Paragon za obiad na Jarmarku Bożonarodzeniowym w Krakowie

i

Autor: Art Service

Kraków: Drożyzna na Jarmarku Bożonarodzeniowym. Aż ciężko uwierzyć, ile chcą za pajdę ze smalcem!

2021-12-14 7:57

Wielka drożyzna opanowała Jarmark Bożonarodzeniowy w Krakowie. Ceny są naprawdę wysokie. Być może dlatego stoły przygotowane dla spożywających przyrządzane na miejscu potrawy, są raczej puste, a jeśli ktoś już przy nich siedzi, to raczej jest to zagraniczny turysta. Nic dziwnego - przyjrzeliśmy się cenom i paragonom, które pokazali nam klienci. Niektóre naprawdę szokują!

Trzeba mieć naprawdę gruby portfel, by zjeść na tegorocznym Bożonarodzeniowym Jarmarku na Rynku w Krakowie. Ceny poszybowały do nieba: za mały kubek grzańca 200 ml trzeba zapłacić 10 złotych, a pajda ze smalcem lub zwykłym masłem kosztuje aż 15 złotych! Potwornie drogie są dodatki do niej.
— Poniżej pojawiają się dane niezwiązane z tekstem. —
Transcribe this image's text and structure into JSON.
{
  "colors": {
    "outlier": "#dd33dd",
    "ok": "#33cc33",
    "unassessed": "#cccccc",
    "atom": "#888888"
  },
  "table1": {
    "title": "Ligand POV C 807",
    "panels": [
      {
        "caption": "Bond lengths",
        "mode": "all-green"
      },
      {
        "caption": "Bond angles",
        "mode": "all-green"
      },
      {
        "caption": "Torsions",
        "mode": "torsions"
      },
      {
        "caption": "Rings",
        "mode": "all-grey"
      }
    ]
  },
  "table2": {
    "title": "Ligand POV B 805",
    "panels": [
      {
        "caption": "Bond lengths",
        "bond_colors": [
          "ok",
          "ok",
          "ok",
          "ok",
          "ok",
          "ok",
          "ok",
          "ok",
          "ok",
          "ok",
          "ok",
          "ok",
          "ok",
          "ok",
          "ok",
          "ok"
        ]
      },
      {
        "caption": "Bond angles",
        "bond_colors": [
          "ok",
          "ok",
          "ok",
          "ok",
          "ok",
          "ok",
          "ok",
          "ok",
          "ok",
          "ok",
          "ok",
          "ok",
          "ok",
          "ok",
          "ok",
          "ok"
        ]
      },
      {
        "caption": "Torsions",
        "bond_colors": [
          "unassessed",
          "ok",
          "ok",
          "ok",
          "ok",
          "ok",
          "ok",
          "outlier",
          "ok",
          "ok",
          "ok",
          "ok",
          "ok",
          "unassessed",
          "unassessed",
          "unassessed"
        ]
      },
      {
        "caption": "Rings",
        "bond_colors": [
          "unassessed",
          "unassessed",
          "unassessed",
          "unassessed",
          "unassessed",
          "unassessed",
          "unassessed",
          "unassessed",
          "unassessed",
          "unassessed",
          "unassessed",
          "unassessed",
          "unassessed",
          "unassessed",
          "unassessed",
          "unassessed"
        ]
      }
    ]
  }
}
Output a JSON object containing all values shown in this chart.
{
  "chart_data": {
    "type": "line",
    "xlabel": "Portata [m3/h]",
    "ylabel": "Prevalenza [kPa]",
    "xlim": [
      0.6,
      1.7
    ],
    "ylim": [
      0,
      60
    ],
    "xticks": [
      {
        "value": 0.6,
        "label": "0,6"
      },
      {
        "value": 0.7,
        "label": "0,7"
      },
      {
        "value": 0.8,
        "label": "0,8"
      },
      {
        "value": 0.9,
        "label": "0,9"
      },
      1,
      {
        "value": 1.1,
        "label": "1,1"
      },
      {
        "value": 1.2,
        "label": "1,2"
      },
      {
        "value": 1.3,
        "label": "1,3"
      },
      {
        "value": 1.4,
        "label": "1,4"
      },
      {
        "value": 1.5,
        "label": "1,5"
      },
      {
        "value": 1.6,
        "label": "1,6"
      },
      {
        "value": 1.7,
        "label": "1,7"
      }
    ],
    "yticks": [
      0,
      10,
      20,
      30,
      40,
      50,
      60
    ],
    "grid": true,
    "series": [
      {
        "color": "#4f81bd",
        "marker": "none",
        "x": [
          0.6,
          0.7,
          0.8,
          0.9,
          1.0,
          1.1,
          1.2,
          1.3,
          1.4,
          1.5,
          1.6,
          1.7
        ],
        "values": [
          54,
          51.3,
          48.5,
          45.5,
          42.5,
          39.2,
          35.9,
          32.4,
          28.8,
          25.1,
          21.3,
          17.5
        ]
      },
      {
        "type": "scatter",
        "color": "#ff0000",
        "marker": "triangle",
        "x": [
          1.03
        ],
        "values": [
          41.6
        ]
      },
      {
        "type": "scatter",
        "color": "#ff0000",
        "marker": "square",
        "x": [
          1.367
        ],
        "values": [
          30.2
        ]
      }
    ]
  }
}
Kiszony ogórek lub cebula kosztują 7 złotych, a kilka plasterków kiełbasy lub mięso na kanapkę aż 9 zł.

To nie są normalne ceny, kogo na to stać? Ja mam pieniądze, ale tu raczej siedzą sami obcokrajowcy – mówi pani Maria, dodając, że ona przyjechała z zagranicy. Za obiad zapłaciła aż 70 złotych i to bez napojów. – Golonka 36 złotych, bigos 20 złotych, ziemniaki 12 złotych, a chrzan 2 złote. Proszę spojrzeć, ta porcja jest przecież mała, a cena jak za jedzenie w drogiej restauracji – mówi nam turystka.

Kwaśnica lub zupa gulaszowa kosztują 25 złotych za porcję, zaś żurek i grzybowa 20 złotych. Za pomidorową, czosnkową lub jarzynową trzeba zapłacić 15 złotych. – To pewnie efekt inflacji, ale także tego, że sprzedawcy chcą zarobić. Nas nie stać, idziemy dalej – skomentował pan Paweł.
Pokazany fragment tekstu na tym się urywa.